Duff plays Terri Fletcher, a self-effacing but talented member of the high school choir with dreams of becoming a professional singer -- something her strict father, Simon (David Keith), is determined to prevent. Terri is close to her older brother, Paul (Jason Ritter), who chafes under their father's constant negativity and encourages his sister to stand up for herself. Without telling Terri, Paul makes a short video of her singing and sends it to the Bristol-Hillman Conservatory. Soon thereafter, he is killed and Terri injured by a drunken driver.

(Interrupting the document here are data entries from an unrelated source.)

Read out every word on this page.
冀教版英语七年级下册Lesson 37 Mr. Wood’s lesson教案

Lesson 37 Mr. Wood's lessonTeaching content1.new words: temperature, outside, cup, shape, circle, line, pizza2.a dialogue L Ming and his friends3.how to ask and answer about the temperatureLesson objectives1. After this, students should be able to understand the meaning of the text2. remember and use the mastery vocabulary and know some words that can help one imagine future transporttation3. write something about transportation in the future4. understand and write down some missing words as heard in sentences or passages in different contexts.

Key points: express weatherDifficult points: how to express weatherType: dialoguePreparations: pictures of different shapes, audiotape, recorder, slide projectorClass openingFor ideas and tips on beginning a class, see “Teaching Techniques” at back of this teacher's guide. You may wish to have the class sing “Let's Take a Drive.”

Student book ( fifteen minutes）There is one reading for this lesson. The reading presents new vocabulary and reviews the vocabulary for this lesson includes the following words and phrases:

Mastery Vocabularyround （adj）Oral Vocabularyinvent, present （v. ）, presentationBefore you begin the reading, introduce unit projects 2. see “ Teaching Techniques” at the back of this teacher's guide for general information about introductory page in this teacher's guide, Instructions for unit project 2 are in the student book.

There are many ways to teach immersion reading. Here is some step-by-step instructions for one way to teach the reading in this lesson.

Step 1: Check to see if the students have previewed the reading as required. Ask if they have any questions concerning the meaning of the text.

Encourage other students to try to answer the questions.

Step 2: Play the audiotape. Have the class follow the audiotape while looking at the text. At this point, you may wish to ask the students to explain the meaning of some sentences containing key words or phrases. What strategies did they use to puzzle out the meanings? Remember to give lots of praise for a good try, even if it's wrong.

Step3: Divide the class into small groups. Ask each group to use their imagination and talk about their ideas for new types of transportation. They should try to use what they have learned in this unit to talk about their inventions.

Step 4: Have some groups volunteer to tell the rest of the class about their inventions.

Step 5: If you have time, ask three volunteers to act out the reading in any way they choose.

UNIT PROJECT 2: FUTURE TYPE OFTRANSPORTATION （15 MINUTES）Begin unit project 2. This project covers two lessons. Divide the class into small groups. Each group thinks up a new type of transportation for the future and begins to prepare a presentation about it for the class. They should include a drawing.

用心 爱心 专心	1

Accepted at Bristol-Hillman, she refuses to even consider going until her mother, Frances (Rita Wilson), and bohemian Aunt Nina (Rebecca De Mornay) tell her that it's what Paul would have wanted. In L.A., Terri has to overcome not only the other, far more sophisticated students but also her lack of musical training and her own guilt and loss of artistic passion following Paul's death.

With her innocent air and high-wattage smile, Duff has a lot of appeal. She rose to fame as Lizzie McGuire on the Disney Channel TV series and in the subsequent feature film -- portraying an utter knockout who is sweetly klutzy and insecure and who somehow is not the most popular girl at school. Surprisingly, the character of Terri is no more sophisticated than the girl in The Lizzie McGuire Movie, although she does get to go through a tragedy and experience deeper emotions.

She does a credible job of acting, given that she has to remain a sweet, virginal, definitely not hip teenager, somebody who will still provide a good role model for pubescent and prepubescent girls -- at least in the minds of those controlling Duff's career. As always, she plays the nice girl who, although she may feel sad and hurt, never lashes out at anybody.

Duff, whose first album sold nearly 5 million copies, has a slightly breathy singing voice that's lacking in forcefulness, but the subject of adolescent musical tastes in 2004 is outside this critic's realm of knowledge.